Marie , après avoir accouché de jumelles, 2 mois auparavant, retrouve le besoin et toute l’énergie nécessaire pour se replonger dans la vie active interrompue pendant 7 ans pour fabriquer un adorable petit garçon, âgé de 2 ans à ce jour , et aussi pour guérir d’un tremblement de terre conjugal où elle a tout perdu ( pays, maison, famille,enfants, amis, emploi, repères….

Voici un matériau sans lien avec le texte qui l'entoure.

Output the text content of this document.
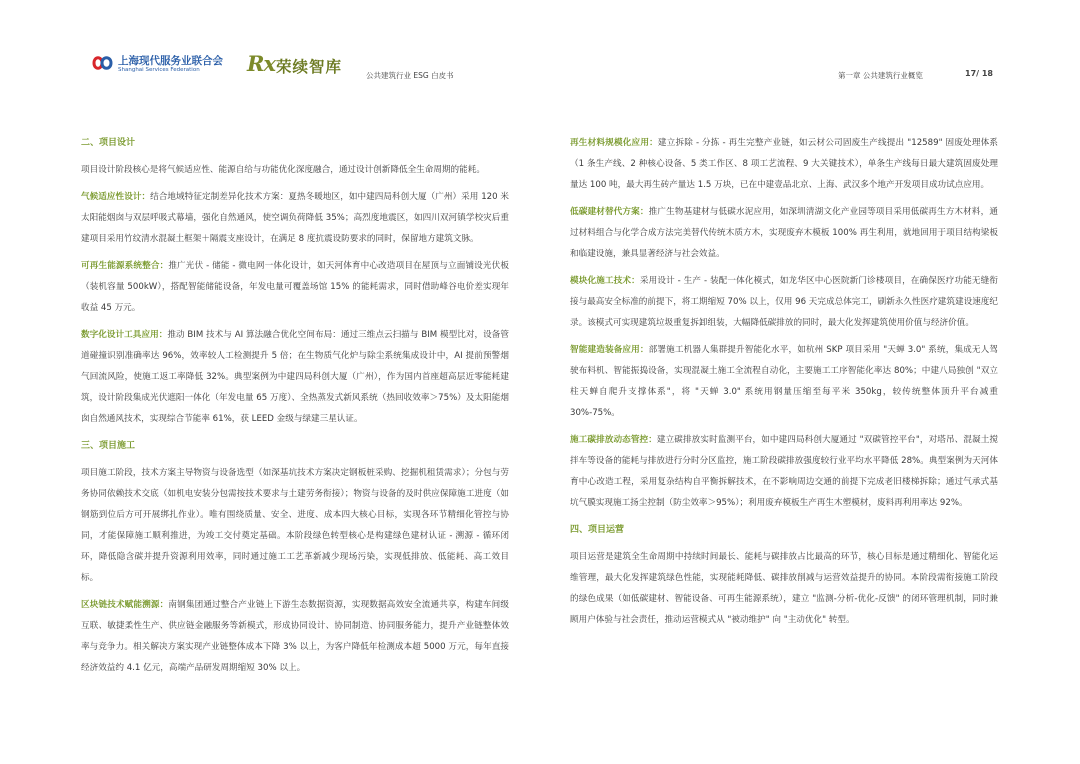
上海现代服务业联合会
Shanghai Services Federation Rx 荣续智库	公共建筑行业 ESG 白皮书	第一章 公共建筑行业概览	17/ 18
二、项目设计

项目设计阶段核心是将气候适应性、能源自给与功能优化深度融合，通过设计创新降低全生命周期的能耗。

气候适应性设计：结合地域特征定制差异化技术方案：夏热冬暖地区，如中建四局科创大厦（广州）采用 120 米太阳能烟囱与双层呼吸式幕墙，强化自然通风，使空调负荷降低 35%；高烈度地震区，如四川双河镇学校灾后重建项目采用竹纹清水混凝土框架＋隔震支座设计，在满足 8 度抗震设防要求的同时，保留地方建筑文脉。

可再生能源系统整合：推广光伏 - 储能 - 微电网一体化设计，如天河体育中心改造项目在屋顶与立面铺设光伏板（装机容量 500kW），搭配智能储能设备，年发电量可覆盖场馆 15% 的能耗需求，同时借助峰谷电价差实现年收益 45 万元。

数字化设计工具应用：推动 BIM 技术与 AI 算法融合优化空间布局：通过三维点云扫描与 BIM 模型比对，设备管道碰撞识别准确率达 96%，效率较人工检测提升 5 倍；在生物质气化炉与除尘系统集成设计中，AI 提前预警烟气回流风险，使施工返工率降低 32%。典型案例为中建四局科创大厦（广州），作为国内首座超高层近零能耗建筑，设计阶段集成光伏遮阳一体化（年发电量 65 万度）、全热蒸发式新风系统（热回收效率＞75%）及太阳能烟囱自然通风技术，实现综合节能率 61%，获 LEED 金级与绿建三星认证。

三、项目施工

项目施工阶段，技术方案主导物资与设备选型（如深基坑技术方案决定钢板桩采购、挖掘机租赁需求）；分包与劳务协同依赖技术交底（如机电安装分包需按技术要求与土建劳务衔接）；物资与设备的及时供应保障施工进度（如钢筋到位后方可开展绑扎作业）。唯有围绕质量、安全、进度、成本四大核心目标，实现各环节精细化管控与协同，才能保障施工顺利推进，为竣工交付奠定基础。本阶段绿色转型核心是构建绿色建材认证 - 溯源 - 循环闭环，降低隐含碳并提升资源利用效率，同时通过施工工艺革新减少现场污染，实现低排放、低能耗、高工效目标。

区块链技术赋能溯源：南钢集团通过整合产业链上下游生态数据资源，实现数据高效安全流通共享，构建车间级互联、敏捷柔性生产、供应链金融服务等新模式，形成协同设计、协同制造、协同服务能力，提升产业链整体效率与竞争力。相关解决方案实现产业链整体成本下降 3% 以上，为客户降低年检测成本超 5000 万元，每年直接经济效益约 4.1 亿元，高端产品研发周期缩短 30% 以上。

再生材料规模化应用：建立拆除 - 分拣 - 再生完整产业链，如云材公司固废生产线提出 "12589" 固废处理体系（1 条生产线、2 种核心设备、5 类工作区、8 项工艺流程、9 大关键技术），单条生产线每日最大建筑固废处理量达 100 吨，最大再生砖产量达 1.5 万块，已在中建壹品北京、上海、武汉多个地产开发项目成功试点应用。

低碳建材替代方案：推广生物基建材与低碳水泥应用，如深圳清湖文化产业园等项目采用低碳再生方木材料，通过材料组合与化学合成方法完美替代传统木质方木，实现废弃木模板 100% 再生利用，就地回用于项目结构梁板和临建设施，兼具显著经济与社会效益。

模块化施工技术：采用设计 - 生产 - 装配一体化模式，如龙华区中心医院新门诊楼项目，在确保医疗功能无缝衔接与最高安全标准的前提下，将工期缩短 70% 以上，仅用 96 天完成总体完工，刷新永久性医疗建筑建设速度纪录。该模式可实现建筑垃圾重复拆卸组装，大幅降低碳排放的同时，最大化发挥建筑使用价值与经济价值。

智能建造装备应用：部署施工机器人集群提升智能化水平，如杭州 SKP 项目采用 "天蝉 3.0" 系统，集成无人驾驶布料机、智能振捣设备，实现混凝土施工全流程自动化，主要施工工序智能化率达 80%；中建八局独创 "双立柱天蝉自爬升支撑体系"，将 "天蝉 3.0" 系统用钢量压缩至每平米 350kg，较传统整体顶升平台减重 30%-75%。

施工碳排放动态管控：建立碳排放实时监测平台，如中建四局科创大厦通过 "双碳管控平台"，对塔吊、混凝土搅拌车等设备的能耗与排放进行分时分区监控，施工阶段碳排放强度较行业平均水平降低 28%。典型案例为天河体育中心改造工程，采用复杂结构自平衡拆解技术，在不影响周边交通的前提下完成老旧楼梯拆除；通过气承式基坑气膜实现施工扬尘控制（防尘效率＞95%）；利用废弃模板生产再生木塑模材，废料再利用率达 92%。

四、项目运营

项目运营是建筑全生命周期中持续时间最长、能耗与碳排放占比最高的环节，核心目标是通过精细化、智能化运维管理，最大化发挥建筑绿色性能，实现能耗降低、碳排放削减与运营效益提升的协同。本阶段需衔接施工阶段的绿色成果（如低碳建材、智能设备、可再生能源系统），建立 "监测-分析-优化-反馈" 的闭环管理机制，同时兼顾用户体验与社会责任，推动运营模式从 "被动维护" 向 "主动优化" 转型。
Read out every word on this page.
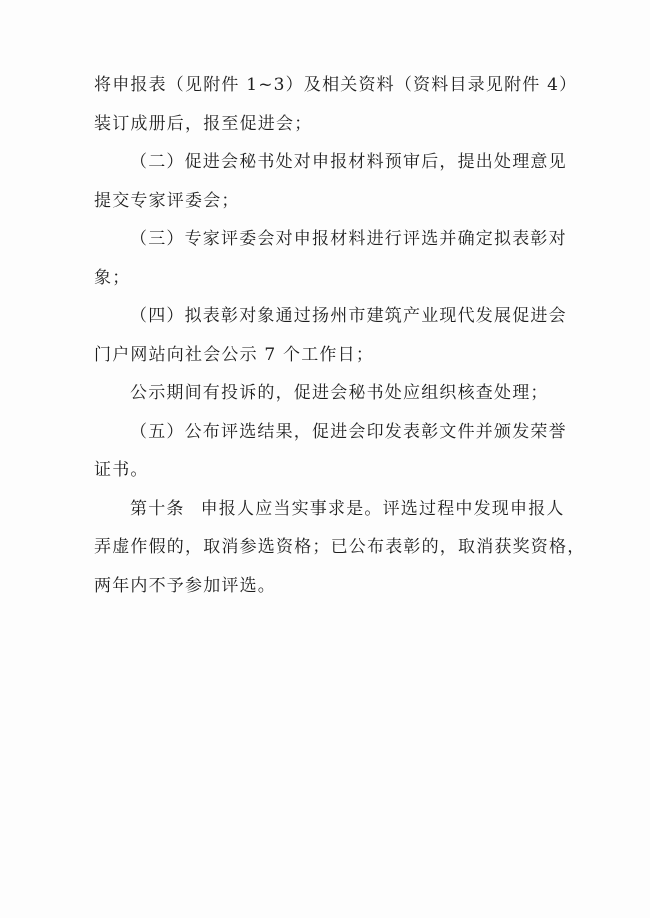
将申报表（见附件 1~3）及相关资料（资料目录见附件 4）
装订成册后，报至促进会；
（二）促进会秘书处对申报材料预审后，提出处理意见
提交专家评委会；
（三）专家评委会对申报材料进行评选并确定拟表彰对
象；
（四）拟表彰对象通过扬州市建筑产业现代发展促进会
门户网站向社会公示 7 个工作日；
公示期间有投诉的，促进会秘书处应组织核查处理；
（五）公布评选结果，促进会印发表彰文件并颁发荣誉
证书。
第十条 申报人应当实事求是。评选过程中发现申报人
弄虚作假的，取消参选资格；已公布表彰的，取消获奖资格，
两年内不予参加评选。
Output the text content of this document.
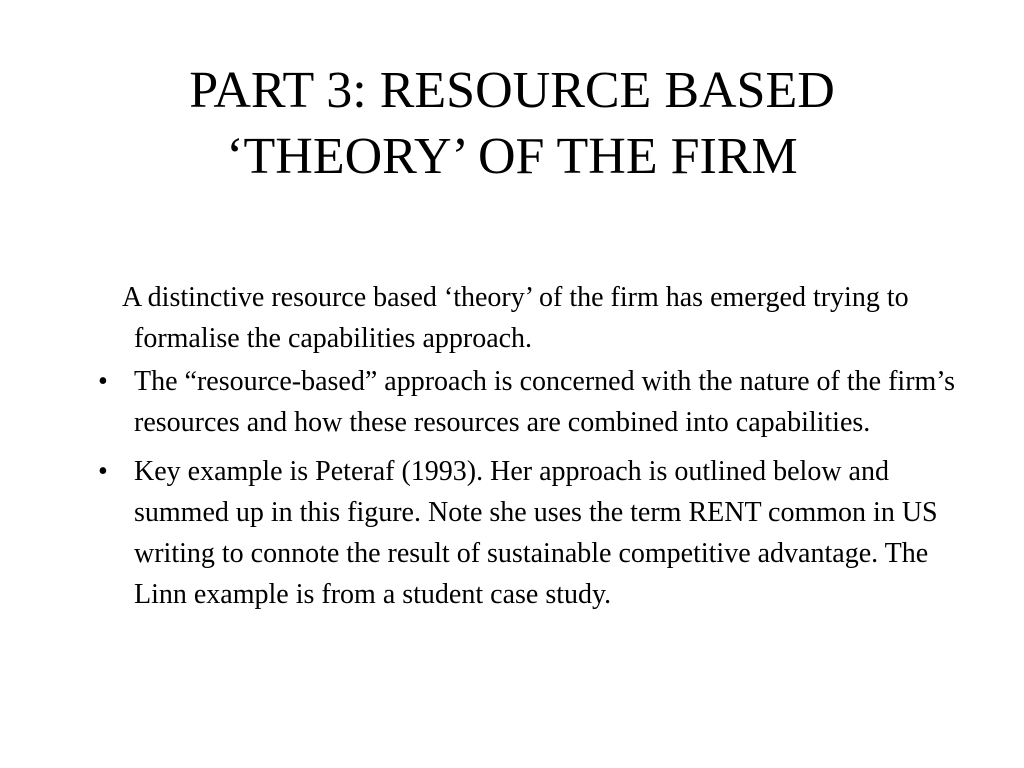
PART 3: RESOURCE BASED
‘THEORY’ OF THE FIRM

A distinctive resource based ‘theory’ of the firm has emerged trying to formalise the capabilities approach.

• The “resource-based” approach is concerned with the nature of the firm’s resources and how these resources are combined into capabilities.
• Key example is Peteraf (1993). Her approach is outlined below and summed up in this figure. Note she uses the term RENT common in US writing to connote the result of sustainable competitive advantage. The Linn example is from a student case study.
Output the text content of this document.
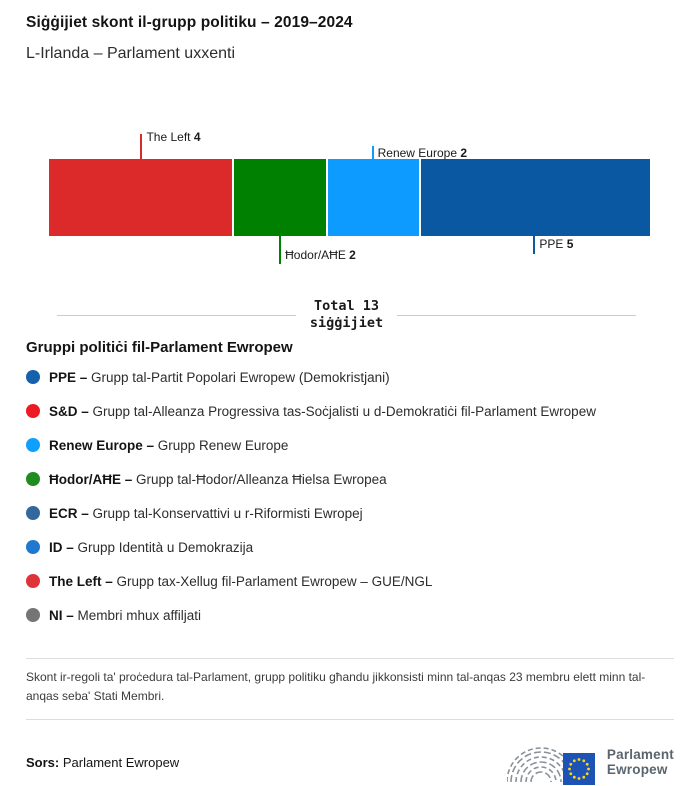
Siġġijiet skont il-grupp politiku – 2019–2024
L-Irlanda – Parlament uxxenti
The Left 4
Ħodor/AĦE 2
Renew Europe 2
PPE 5
Total 13
siġġijiet
Gruppi politiċi fil-Parlament Ewropew
PPE – Grupp tal-Partit Popolari Ewropew (Demokristjani)
S&D – Grupp tal-Alleanza Progressiva tas-Soċjalisti u d-Demokratiċi fil-Parlament Ewropew
Renew Europe – Grupp Renew Europe
Ħodor/AĦE – Grupp tal-Ħodor/Alleanza Ħielsa Ewropea
ECR – Grupp tal-Konservattivi u r-Riformisti Ewropej
ID – Grupp Identità u Demokrazija
The Left – Grupp tax-Xellug fil-Parlament Ewropew – GUE/NGL
NI – Membri mhux affiljati
Skont ir-regoli ta' proċedura tal-Parlament, grupp politiku għandu jikkonsisti minn tal-anqas 23 membru elett minn tal-anqas seba' Stati Membri.
Sors: Parlament Ewropew	Parlament
Ewropew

L’Inspecteur d’Académie consulté, lui propose une classe « spéciale » au COR de Pont Brillant; « par honnêteté, je dois vous dire que personne ne garde ce poste , le record jusqu’ici , c’est un mois…réalisé par un homme ! », la prévient-il, avec un sourire désabusé. Elle accepte le défi et doit rejoindre son poste, après les vacances scolaires de la Toussaint, une semaine plus tard.

Marie, quitte Privas, pas rassurée du tout , sur la prochaine rentrée. Elle décide de faire un crochet par Saint Marcel d’Ardèche pour rencontrer le dirlo du centre.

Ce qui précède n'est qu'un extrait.